How can you parse excel CSV data that contains linebreaks in the data?
According to aleske, a commenter in the documentation for PHP's fgetcsv function:
The PHP's CSV handling stuff is non-standard and contradicts with RFC4180, thus fgetcsv() cannot properly deal with files [that contain line breaks] ...
And he offered up the following function to get around this limitation:
function csvstring_to_array(&$string, $CSV_SEPARATOR = ';', $CSV_ENCLOSURE = '"', $CSV_LINEBREAK = "\n") {
$o = array();
$cnt = strlen($string);
$esc = false;
$escesc = false;
$num = 0;
$i = 0;
while ($i < $cnt) {
$s = $string[$i];
if ($s == $CSV_LINEBREAK) {
if ($esc) {
$o[$num] .= $s;
} else {
$i++;
break;
}
} elseif ($s == $CSV_SEPARATOR) {
if ($esc) {
$o[$num] .= $s;
} else {
$num++;
$esc = false;
$escesc = false;
}
} elseif ($s == $CSV_ENCLOSURE) {
if ($escesc) {
$o[$num] .= $CSV_ENCLOSURE;
$escesc = false;
}
if ($esc) {
$esc = false;
$escesc = true;
} else {
$esc = true;
$escesc = false;
}
} else {
if ($escesc) {
$o[$num] .= $CSV_ENCLOSURE;
$escesc = false;
}
$o[$num] .= $s;
}
$i++;
}
// $string = substr($string, $i);
return $o;
}
That looks like it will do the trick.
I found that you can use a normal CSV parser after you convert the CSV to unix format.

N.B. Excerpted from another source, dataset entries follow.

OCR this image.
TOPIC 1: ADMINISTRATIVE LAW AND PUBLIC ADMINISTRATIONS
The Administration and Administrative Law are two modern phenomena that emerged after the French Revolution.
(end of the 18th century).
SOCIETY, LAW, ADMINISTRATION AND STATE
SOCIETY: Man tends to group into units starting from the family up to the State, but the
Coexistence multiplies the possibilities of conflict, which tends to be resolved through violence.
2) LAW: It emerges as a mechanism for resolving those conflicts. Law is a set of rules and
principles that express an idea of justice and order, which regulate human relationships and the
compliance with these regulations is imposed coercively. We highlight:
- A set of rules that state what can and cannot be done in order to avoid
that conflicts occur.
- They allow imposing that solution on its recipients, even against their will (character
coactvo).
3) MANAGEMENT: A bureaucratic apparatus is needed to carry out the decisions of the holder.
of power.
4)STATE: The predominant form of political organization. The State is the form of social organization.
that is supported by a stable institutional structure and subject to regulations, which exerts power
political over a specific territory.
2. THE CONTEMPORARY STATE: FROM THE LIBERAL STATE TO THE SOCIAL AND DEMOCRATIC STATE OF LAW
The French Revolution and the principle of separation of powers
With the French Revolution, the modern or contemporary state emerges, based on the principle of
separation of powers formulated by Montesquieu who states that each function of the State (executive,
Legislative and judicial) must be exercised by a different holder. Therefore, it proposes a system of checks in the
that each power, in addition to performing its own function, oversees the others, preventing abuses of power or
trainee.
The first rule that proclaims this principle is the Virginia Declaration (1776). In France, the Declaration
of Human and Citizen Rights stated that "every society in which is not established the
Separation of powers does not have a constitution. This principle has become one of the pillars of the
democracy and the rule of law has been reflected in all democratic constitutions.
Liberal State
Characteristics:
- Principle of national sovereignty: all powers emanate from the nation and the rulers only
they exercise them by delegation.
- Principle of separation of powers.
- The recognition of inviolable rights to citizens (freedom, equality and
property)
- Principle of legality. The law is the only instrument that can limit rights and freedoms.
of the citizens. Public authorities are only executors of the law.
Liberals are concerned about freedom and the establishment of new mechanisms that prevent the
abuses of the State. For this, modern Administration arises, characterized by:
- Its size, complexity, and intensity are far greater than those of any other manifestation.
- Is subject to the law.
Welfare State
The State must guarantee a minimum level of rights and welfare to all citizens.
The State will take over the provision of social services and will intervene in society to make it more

Here is a function that did the trick for me .
function dos2unix($s) {
$s = str_replace("\r\n", "\n", $s);
$s = str_replace("\r", "\n", $s);
$s = preg_replace("/\n{2,}/", "\n\n", $s);
return $s;
}
And a parsing function
function csvstring_to_array($string, $separatorChar = ',', $enclosureChar = '"', $newlineChar = PHP_EOL) {
// @author: Klemen Nagode
$string = dos2unix($string);
$array = array();
$size = strlen($string);
$columnIndex = 0;
$rowIndex = 0;
$fieldValue="";
$isEnclosured = false;
for($i=0; $i<$size;$i++) {
$char = $string{$i};
$addChar = "";
if($isEnclosured) {
if($char==$enclosureChar) {
if($i+1<$size && $string{$i+1}==$enclosureChar){
// escaped char
$addChar=$char;
$i++; // dont check next char
}else{
$isEnclosured = false;
}
}else {
$addChar=$char;
}
}else {
if($char==$enclosureChar) {
$isEnclosured = true;
}else {
if($char==$separatorChar) {
$array[$rowIndex][$columnIndex] = $fieldValue;
$fieldValue="";
$columnIndex++;
}elseif($char==$newlineChar) {
echo $char;
$array[$rowIndex][$columnIndex] = $fieldValue;
$fieldValue="";
$columnIndex=0;
$rowIndex++;
}else {
$addChar=$char;
}
}
}
if($addChar!=""){
$fieldValue.=$addChar;
}
}
if($fieldValue) { // save last field
$array[$rowIndex][$columnIndex] = $fieldValue;
}
return $array;
}
The problem is that the "\n" escape string doesn't evaluate to the same new line character that that Excel uses for its row delimiter. The ASCII character that Excel uses is ASCII 13. The following code will efficiently parse a .csv file that is passed in via the $file_get_contents ()method.
<?php
//variable to store filename of file
$filename = $_SERVER['DOCUMENT_ROOT'] . "/site/docs/boothmap.csv";
//read file in as string
$file = file_get_contents($filename);
//convert csv to array
//first to single dimensional array
$array1D = explode(chr(13),$file);
//create new array to hold 2d array
$array2D = array();
//iterate through 1 dimensional array and explode each value to the new array
foreach($array1D as &$row)
{
array_push($array2D, explode(',',$row));
}
//pop off empty last row of array2D
array_pop($array2D);
//iterate through $array2D building table of data
//start table with column headers
echo "<table border=\"1\">\n<tr>\n<th>Company</th>\n<th>Booth #</th>\n<th>Location</th>\n</tr>\n";
foreach ($array2D as &$row)
{
echo "<tr>\n";
foreach($row as &$subrow)
{
echo "<td>" . $subrow . "</td>\n";
}
echo "</tr>\n";
}
//close table
echo "</table>";